Raymond
Biographie
Graveur sur bijoux. Il déposa un dossier devant la Commission des récompenses nationales instituée après la Révolution de Février, et qui donne comme indications qu’il avait participé à la révolution de Juillet puis à celle de Février. Il adressa la lettre suivante à la Commission : « J’ai combattu en 1830, en bon citoyen. En 1848, j’ai pris une noble part sur tous les points où je me suis trouvé. Si le besoin pressant ne me forçait à faire cette pénible demande pour mes enfants, j’aurais fait comme en 1830 j’aurais gardé l’heureux souvenir d’avoir détrôné un roi parjure.

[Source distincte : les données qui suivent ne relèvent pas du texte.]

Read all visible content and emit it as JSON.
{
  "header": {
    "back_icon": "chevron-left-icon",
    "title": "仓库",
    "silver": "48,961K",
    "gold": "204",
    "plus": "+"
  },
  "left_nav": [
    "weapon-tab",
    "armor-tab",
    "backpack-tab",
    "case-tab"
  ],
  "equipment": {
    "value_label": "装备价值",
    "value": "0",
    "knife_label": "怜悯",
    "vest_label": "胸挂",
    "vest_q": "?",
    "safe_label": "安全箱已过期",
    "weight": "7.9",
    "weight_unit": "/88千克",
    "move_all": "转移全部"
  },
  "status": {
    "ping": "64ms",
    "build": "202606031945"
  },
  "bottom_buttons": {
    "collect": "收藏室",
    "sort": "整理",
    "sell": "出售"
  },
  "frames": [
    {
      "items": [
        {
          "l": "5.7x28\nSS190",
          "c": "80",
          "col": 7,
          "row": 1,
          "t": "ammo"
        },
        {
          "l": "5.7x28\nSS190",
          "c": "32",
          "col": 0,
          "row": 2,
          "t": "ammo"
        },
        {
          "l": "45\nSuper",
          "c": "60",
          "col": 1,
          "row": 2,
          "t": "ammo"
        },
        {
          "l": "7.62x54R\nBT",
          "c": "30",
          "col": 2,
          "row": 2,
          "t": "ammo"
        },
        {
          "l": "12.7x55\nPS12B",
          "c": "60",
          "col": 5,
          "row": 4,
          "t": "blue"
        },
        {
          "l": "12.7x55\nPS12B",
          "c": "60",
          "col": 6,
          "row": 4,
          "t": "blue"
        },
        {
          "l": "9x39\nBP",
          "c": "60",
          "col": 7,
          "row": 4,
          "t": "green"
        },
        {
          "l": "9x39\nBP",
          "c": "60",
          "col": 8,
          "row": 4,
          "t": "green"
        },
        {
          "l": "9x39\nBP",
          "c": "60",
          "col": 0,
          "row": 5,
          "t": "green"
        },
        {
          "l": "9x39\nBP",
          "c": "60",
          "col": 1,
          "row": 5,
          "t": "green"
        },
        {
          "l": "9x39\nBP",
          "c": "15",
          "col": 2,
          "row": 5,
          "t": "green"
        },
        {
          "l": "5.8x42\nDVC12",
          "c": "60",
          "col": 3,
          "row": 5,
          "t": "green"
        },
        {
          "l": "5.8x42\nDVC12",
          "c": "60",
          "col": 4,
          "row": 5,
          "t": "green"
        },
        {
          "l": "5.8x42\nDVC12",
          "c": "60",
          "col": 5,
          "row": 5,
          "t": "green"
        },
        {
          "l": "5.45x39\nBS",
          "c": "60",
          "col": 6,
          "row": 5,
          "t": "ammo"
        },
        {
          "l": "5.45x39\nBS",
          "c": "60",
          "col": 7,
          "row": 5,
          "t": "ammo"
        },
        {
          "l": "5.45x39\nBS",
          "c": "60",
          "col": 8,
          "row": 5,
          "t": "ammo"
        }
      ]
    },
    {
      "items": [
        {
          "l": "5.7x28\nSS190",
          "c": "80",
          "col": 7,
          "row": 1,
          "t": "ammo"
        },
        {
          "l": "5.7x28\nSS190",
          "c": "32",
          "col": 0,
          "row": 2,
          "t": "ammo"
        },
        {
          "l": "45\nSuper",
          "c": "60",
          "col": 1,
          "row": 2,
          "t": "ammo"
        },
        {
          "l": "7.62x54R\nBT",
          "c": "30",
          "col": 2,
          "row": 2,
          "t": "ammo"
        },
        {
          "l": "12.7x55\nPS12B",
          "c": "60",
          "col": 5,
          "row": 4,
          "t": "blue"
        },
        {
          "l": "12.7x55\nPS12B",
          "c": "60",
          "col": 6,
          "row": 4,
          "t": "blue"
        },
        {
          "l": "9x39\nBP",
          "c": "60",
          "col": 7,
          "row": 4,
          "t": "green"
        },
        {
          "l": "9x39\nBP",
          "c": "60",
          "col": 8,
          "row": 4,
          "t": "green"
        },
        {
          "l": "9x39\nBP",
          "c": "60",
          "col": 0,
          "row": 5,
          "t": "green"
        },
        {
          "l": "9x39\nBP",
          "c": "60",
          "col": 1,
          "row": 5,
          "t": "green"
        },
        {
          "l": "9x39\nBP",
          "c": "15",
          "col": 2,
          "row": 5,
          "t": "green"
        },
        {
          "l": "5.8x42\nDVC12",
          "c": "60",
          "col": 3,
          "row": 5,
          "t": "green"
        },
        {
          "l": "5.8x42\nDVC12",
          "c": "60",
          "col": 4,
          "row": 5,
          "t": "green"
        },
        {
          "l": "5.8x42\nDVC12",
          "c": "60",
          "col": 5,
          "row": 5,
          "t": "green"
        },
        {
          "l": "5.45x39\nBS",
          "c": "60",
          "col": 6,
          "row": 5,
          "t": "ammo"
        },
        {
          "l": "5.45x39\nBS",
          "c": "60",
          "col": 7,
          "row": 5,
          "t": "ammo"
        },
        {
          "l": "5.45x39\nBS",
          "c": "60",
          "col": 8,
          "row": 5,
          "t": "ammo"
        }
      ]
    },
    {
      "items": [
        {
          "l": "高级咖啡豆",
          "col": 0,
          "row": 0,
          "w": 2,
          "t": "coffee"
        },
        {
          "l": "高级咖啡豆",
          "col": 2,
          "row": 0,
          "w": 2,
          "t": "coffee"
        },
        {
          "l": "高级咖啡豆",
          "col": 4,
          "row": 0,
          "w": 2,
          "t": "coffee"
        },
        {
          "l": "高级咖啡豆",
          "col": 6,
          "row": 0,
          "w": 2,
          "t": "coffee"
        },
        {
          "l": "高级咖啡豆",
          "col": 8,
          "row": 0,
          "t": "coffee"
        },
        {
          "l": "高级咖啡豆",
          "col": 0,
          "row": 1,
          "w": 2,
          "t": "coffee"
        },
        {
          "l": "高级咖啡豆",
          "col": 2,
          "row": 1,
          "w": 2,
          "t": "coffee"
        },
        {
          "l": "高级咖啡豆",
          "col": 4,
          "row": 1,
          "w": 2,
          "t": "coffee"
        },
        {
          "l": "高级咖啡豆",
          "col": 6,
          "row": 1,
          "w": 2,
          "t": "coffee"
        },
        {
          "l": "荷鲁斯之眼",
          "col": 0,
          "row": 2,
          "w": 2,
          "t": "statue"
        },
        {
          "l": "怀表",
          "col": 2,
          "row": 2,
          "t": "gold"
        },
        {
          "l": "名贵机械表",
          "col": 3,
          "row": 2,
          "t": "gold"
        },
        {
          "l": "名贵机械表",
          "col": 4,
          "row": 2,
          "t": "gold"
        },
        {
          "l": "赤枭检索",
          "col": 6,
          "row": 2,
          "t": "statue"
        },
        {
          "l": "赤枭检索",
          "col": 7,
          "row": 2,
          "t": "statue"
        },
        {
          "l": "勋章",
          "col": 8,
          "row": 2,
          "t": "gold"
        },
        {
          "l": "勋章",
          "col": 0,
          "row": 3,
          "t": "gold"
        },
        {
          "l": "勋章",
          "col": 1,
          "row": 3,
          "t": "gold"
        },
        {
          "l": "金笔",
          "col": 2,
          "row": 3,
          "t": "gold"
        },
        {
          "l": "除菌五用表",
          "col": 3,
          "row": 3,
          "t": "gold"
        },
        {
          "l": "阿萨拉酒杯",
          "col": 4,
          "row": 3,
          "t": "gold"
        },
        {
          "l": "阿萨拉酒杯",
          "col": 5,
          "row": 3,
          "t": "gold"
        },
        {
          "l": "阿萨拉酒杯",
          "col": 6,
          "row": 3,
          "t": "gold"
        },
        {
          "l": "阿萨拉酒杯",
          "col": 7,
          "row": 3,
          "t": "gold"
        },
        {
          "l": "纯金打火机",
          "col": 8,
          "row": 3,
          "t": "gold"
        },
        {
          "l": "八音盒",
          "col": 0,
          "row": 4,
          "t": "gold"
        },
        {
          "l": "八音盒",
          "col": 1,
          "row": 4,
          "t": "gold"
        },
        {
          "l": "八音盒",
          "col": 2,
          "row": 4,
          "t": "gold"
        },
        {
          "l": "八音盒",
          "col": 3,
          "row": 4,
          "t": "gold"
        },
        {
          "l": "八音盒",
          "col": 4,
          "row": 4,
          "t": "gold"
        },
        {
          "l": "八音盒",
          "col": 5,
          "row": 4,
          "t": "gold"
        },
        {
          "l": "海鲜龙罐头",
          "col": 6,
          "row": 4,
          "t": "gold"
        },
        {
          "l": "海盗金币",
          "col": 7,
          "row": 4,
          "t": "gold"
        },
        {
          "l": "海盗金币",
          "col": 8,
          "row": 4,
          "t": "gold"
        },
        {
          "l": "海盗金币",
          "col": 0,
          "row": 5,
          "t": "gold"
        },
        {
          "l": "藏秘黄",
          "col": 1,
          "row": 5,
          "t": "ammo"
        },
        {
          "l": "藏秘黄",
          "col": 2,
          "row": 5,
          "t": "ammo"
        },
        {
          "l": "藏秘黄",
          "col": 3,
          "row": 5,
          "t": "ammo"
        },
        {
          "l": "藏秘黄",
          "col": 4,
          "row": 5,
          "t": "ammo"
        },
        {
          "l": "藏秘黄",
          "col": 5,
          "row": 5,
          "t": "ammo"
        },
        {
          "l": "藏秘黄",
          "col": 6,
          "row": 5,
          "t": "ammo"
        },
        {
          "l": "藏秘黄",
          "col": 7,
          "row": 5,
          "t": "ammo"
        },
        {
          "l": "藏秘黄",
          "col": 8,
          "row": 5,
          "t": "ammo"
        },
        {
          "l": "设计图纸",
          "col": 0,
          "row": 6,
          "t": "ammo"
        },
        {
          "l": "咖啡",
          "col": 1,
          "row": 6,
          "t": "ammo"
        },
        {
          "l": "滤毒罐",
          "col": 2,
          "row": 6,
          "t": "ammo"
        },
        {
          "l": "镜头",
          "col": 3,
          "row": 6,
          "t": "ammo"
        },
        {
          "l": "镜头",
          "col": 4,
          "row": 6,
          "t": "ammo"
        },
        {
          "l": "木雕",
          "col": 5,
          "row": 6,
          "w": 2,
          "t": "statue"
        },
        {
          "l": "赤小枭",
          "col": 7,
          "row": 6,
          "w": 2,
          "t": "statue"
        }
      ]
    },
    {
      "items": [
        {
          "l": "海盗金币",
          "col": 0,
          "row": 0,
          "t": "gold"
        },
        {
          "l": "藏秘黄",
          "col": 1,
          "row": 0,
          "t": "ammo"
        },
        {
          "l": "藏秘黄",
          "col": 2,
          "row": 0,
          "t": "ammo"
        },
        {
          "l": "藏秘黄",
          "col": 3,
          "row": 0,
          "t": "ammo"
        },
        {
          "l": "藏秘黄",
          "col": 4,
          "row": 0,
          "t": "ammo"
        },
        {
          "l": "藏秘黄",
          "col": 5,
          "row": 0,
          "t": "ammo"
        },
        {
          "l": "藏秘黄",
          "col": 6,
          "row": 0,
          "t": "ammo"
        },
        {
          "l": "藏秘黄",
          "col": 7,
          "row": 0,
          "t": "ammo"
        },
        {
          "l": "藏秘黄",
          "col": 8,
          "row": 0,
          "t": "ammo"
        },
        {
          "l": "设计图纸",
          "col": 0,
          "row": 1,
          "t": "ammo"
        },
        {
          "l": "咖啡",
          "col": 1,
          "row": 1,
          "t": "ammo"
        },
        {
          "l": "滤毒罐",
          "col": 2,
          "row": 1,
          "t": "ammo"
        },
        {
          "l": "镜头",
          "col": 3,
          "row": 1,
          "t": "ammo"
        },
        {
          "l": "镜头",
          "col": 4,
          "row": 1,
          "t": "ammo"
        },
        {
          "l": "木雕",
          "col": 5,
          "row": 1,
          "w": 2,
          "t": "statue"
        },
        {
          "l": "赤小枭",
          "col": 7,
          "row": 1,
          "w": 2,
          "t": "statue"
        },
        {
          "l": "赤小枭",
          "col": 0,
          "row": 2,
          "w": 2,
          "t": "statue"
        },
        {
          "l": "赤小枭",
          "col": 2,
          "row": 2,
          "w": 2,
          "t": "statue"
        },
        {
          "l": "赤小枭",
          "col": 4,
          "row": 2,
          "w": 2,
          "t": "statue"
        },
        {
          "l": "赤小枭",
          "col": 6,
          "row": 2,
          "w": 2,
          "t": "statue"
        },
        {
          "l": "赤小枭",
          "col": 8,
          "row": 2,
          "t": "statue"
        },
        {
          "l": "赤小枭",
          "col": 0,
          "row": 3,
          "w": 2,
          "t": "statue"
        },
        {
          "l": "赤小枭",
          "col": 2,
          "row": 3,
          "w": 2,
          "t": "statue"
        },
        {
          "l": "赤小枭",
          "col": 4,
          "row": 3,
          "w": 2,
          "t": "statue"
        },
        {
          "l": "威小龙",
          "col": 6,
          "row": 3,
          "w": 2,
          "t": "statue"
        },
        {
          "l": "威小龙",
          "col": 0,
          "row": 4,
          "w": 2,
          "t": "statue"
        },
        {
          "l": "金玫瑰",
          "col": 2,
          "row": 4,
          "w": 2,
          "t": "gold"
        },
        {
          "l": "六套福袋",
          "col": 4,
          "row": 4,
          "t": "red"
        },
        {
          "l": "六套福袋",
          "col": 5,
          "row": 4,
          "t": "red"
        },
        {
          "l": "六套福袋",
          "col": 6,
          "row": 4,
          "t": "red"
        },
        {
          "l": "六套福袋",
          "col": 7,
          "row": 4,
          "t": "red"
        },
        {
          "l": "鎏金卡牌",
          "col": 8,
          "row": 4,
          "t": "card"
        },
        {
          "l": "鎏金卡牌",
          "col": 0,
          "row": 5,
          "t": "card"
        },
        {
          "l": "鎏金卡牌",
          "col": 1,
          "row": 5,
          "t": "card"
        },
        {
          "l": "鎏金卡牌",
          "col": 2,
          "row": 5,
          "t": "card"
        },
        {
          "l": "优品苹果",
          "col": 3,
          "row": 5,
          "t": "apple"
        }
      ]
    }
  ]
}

Je vous joints ci-inclus les certificats qui vous prouvent mon dévouement. » Il joignait deux certificats à sa demande. Le premier certificat, ainsi rédigé : « Je certifie que le nommé Raymond a participé en bon citoyen à l’affaire du poste de la rue Saint-Florentin, place de la Concorde ; il était dans nos rangs. » Signé : Pennequin, voltigeur au 2e bataillon de la Ve légion ; Deslandes, capitaine en premier ; Labelonnie, Le deuxième certificat, cette lettre adressée à Grisier, adjoint au maire du (ancien) IVe arrondissement : « J’ai l’honneur de vous adresser M. Raymond, graveur sur bijoux, qui se trouve privé d’ouvrage ; il est père de deux enfants et sans ouvrage ni probabilité d’en avoir bientôt dans sa partie. Ce citoyen a pris sa part des événements de Février et s’est conduit en bon patriote, je puis vous l’affirmer sur l’honneur, le connaissant depuis longtemps. Je réponds de sa moralité, de sa probité, si vous pouviez lui être utile pour pouvoir se caser comme garçon de caisse ou de bureau au Comptoir national d’escompte, soyez assuré que vous rendriez bien service à un bon et honnête homme. » Signé, le 22 mars 1848 : Pichon, Charles (voir ce nom ?), négociant de comestibles, vins fins, liqueurs françaises et étrangères, lieutenant dans la garde nationale et souscripteur du Comptoir national, demeurant 147, rue Saint-Honoré dans l’établissement Labour et Pichon, hôtel des Américains. Le 6 septembre 1848, sa femme faisait savoir à la Commission que son mari avait été « forcé de s’expatrier pour élever convenablement sa famille » et qu’elle restait encore à Paris avec ses enfants. Sa demande fut rejetée par la Commission. Il demeurait 43, rue Beauregard en 1848. Archives de la préfecture de police AA 410.